Docker favorise de petites unités de sauvegarde : la définition Compose ou une autre définition de déploiement, ainsi que l’état persistant de Jellyfin. Recréez le conteneur, remontez les contenus multimédias et l’application peut fonctionner à nouveau sans conserver la couche d’exécution éphémère.

Une capture instantanée de machine virtuelle peut enregistrer commodément l’état de l’invité, mais elle ne constitue pas automatiquement une sauvegarde complète des contenus multimédias externes ni une sauvegarde cohérente à long terme de la base de données.

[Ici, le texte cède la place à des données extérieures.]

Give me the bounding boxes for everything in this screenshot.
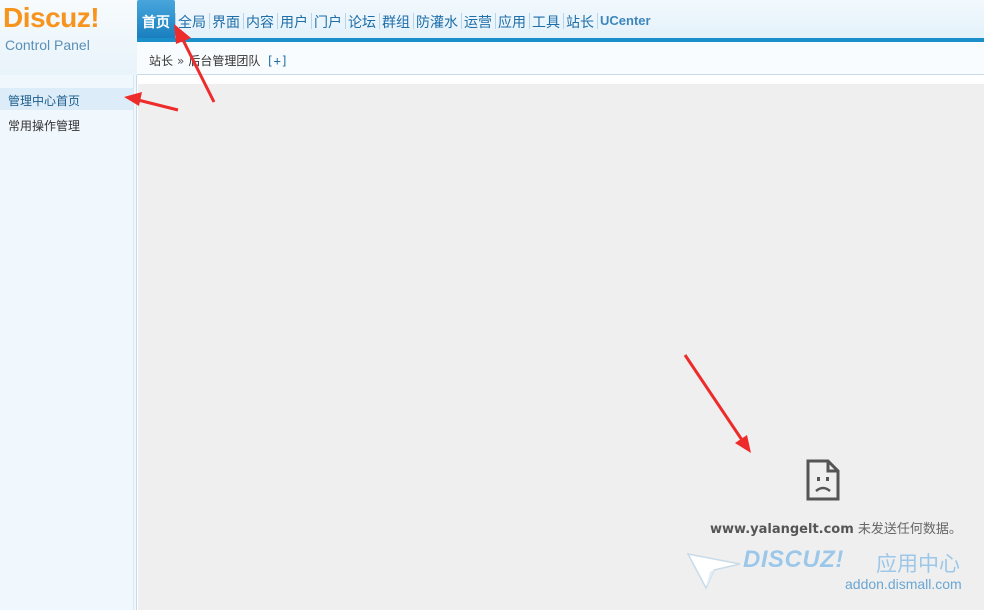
sidebar-item-admin-home[interactable]: 管理中心首页	[0, 88, 134, 110]
add-shortcut-button[interactable]: [+]	[266, 54, 288, 68]
nav-extended[interactable]: 运营	[461, 0, 495, 38]
nav-user[interactable]: 用户	[277, 0, 311, 38]
logo-subtitle: Control Panel	[5, 37, 90, 53]
error-host: www.yalangelt.com	[710, 522, 854, 537]
nav-plugin[interactable]: 应用	[495, 0, 529, 38]
breadcrumb-current: 后台管理团队	[188, 54, 261, 68]
sad-document-icon	[806, 459, 840, 501]
sidebar: 管理中心首页 常用操作管理	[0, 75, 137, 610]
nav-content[interactable]: 内容	[243, 0, 277, 38]
logo-title: Discuz!	[3, 2, 100, 33]
nav-home[interactable]: 首页	[137, 0, 175, 38]
nav-portal[interactable]: 门户	[311, 0, 345, 38]
sidebar-item-common-ops[interactable]: 常用操作管理	[0, 113, 134, 135]
nav-safe[interactable]: 防灌水	[413, 0, 461, 38]
main-nav: 首页 全局 界面 内容 用户 门户 论坛 群组 防灌水 运营 应用 工具 站长 …	[137, 0, 654, 38]
breadcrumb-separator: »	[177, 54, 185, 68]
header-nav-bar: 首页 全局 界面 内容 用户 门户 论坛 群组 防灌水 运营 应用 工具 站长 …	[137, 0, 984, 42]
nav-global[interactable]: 全局	[175, 0, 209, 38]
nav-founder[interactable]: 站长	[563, 0, 597, 38]
watermark-brand: DISCUZ!	[743, 546, 844, 573]
error-text: 未发送任何数据。	[853, 522, 962, 537]
watermark-arrow-icon	[686, 552, 741, 590]
breadcrumb-parent[interactable]: 站长	[149, 54, 173, 68]
nav-tools[interactable]: 工具	[529, 0, 563, 38]
nav-ucenter[interactable]: UCenter	[597, 0, 654, 38]
watermark-url: addon.dismall.com	[845, 576, 962, 592]
watermark-app-center: 应用中心	[876, 552, 960, 576]
nav-forum[interactable]: 论坛	[345, 0, 379, 38]
breadcrumb-bar: 站长 » 后台管理团队 [+]	[137, 42, 984, 75]
logo[interactable]: Discuz! Control Panel	[0, 0, 137, 75]
nav-style[interactable]: 界面	[209, 0, 243, 38]
breadcrumb: 站长 » 后台管理团队 [+]	[149, 52, 288, 69]
nav-group[interactable]: 群组	[379, 0, 413, 38]
error-message: www.yalangelt.com 未发送任何数据。	[710, 518, 962, 537]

L’avantage est opérationnel lorsque votre hyperviseur existant gère déjà correctement les sauvegardes, la réplication et les tests de restauration des invités ; sinon, la machine virtuelle ajoute une couche supplémentaire à récupérer.

Utilisez la surcharge comme critère de départage, pas comme verdict principal

Les conteneurs entraînent généralement moins de surcharge en mémoire et en stockage, car ils ne démarrent pas un autre système d’exploitation invité généraliste. Une machine virtuelle a besoin de mémoire vive pour le noyau et les services invités, ainsi que de disques virtuels pour le système d’exploitation. Pour un petit serveur toujours allumé, cette différence peut compter ; pour un hôte doté de suffisamment de mémoire vive, elle peut être négligeable par rapport aux exigences liées au GPU, au stockage et à la maintenance.

Ne choisissez pas Docker uniquement pour son efficacité dans les benchmarks si une machine virtuelle répond à un véritable besoin d’isolation ou de pilotes. De même, ne choisissez pas une machine virtuelle uniquement pour des raisons de « sécurité » si elle ne fait qu’envelopper les mêmes montages et identifiants non gérés dans un autre système d’exploitation.

Choisissez Docker, une machine virtuelle ou la troisième voie selon le rôle de votre hôte

Docker est préférable lorsque l’hôte est sous Linux, que vous recherchez une faible surcharge, que les chemins persistants sont faciles à documenter et que le GPU requis peut être mappé de manière fiable. Une machine virtuelle est préférable lorsque Jellyfin a besoin d’un système d’exploitation indépendant, d’une séparation plus forte du noyau ou d’une gestion du cycle de vie et de la propriété des périphériques par l’hyperviseur.

Docker dans une machine virtuelle Linux est préférable lorsque votre laboratoire domestique est déjà axé sur la virtualisation, mais que vous souhaitez tout de même déployer les applications comme des conteneurs à l’intérieur d’un invité déplaçable. Cette couche supplémentaire n’est justifiée que si la limite de la machine virtuelle a une fonction ; sinon, elle ajoute de la complexité sans nouvelle capacité.

Avant de choisir, effectuez un véritable transcodage matériel, redémarrez le déploiement et restaurez l’état persistant sur une cible propre. La solution qui réussit ces tests avec le moins de contraintes opérationnelles est le meilleur déploiement Jellyfin pour cet hôte.